Con mayor evidencia hubiera podido asegurarse que nuestro joven, contra su antigua costumbre, llevaba consigo un arma, y que esta arma era un puñal; pues a muy poco que se observaba, veíase dibujar su rígido bulto bajo la sarga de la chaqueta… Por lo demás, si aquellos viajeros que veinticuatro horas antes le saludaron en lo alto de la sierra vecina lo hubiesen visto en tal momento, habríanse espantado y hasta condolido del profundo cambio que se advertía en su noble rostro… ¡Una horrorosa contracción atirantaba todos sus músculos; despedían sus ojos una luz torva y rojiza como los del león durante la cuartana, y la más lúgubre tristeza tendía su velo de muerte sobre aquellas varoniles facciones! ¡Tristeza desesperada y terrible, no quejumbrosa y vehemente como la sed y el ansia de consuelo, sino fija, muda, petrificada, irremediable, muy más amenazadora en su serenidad que todos los arrebatos de la ira!
Las gentes de la calle no se atrevieron al principio más que a saludarlo a distancia, diciéndole un «¡adiós, Manuel!»;, tan natural y corriente como si no hubiesen pasado ocho años desde su última entrevista, a lo cual respondía el joven llevándose la mano al sombrero, sin pararse a ver de quién se trataba…

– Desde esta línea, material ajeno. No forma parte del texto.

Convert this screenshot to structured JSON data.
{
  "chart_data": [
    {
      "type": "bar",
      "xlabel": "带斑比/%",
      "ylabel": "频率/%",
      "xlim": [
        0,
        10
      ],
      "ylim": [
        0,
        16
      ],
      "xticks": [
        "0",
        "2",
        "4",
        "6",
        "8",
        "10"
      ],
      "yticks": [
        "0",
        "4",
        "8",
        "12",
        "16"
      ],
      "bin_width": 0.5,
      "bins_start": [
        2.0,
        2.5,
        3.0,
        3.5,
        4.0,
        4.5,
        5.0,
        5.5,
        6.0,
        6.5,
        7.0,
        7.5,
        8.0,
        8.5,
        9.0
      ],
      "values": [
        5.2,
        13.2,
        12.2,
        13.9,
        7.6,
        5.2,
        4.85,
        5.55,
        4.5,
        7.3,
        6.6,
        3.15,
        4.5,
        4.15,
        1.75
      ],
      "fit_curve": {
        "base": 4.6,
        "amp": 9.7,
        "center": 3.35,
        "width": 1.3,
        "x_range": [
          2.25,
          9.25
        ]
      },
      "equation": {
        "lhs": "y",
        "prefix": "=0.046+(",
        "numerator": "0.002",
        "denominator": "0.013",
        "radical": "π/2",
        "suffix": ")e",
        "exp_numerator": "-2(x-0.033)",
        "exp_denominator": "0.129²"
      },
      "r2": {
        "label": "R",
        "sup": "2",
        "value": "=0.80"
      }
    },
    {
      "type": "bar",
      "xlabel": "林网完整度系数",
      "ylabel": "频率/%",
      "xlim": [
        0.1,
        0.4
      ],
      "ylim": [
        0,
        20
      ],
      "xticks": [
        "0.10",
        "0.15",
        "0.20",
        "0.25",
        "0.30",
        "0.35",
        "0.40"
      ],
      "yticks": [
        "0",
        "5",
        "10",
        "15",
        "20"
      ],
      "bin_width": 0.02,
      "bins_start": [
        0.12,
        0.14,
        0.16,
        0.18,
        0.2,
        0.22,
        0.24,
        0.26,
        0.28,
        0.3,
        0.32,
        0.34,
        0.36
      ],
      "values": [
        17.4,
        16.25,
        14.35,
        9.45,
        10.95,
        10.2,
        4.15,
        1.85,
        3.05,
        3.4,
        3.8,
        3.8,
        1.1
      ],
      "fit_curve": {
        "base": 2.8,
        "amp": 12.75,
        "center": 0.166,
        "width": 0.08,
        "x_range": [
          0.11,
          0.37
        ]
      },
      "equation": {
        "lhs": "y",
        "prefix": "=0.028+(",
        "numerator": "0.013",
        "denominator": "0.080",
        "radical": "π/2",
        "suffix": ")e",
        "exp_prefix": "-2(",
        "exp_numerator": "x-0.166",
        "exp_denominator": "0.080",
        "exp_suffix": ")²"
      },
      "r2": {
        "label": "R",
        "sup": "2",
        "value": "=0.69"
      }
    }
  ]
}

Un poco más adelante, ya osaron algunos acercársele y detenerlo, alargándole la mano y preguntándole por la salud. Eran -decían- antiguos amigos suyos…, y entre ellos reconoció a aquel matón a quien tuvo que romper el brazo derecho. Otros se denominaron sus condiscípulos… (¡cuando sabemos que nuestro héroe no había asistido a más escuela que al despacho de don Trinidad Muley!). Y hasta hubo alguien que se le presentó a título de hermano de leche, ignorando, sin duda, que el joven fue amamantado por su propia madre.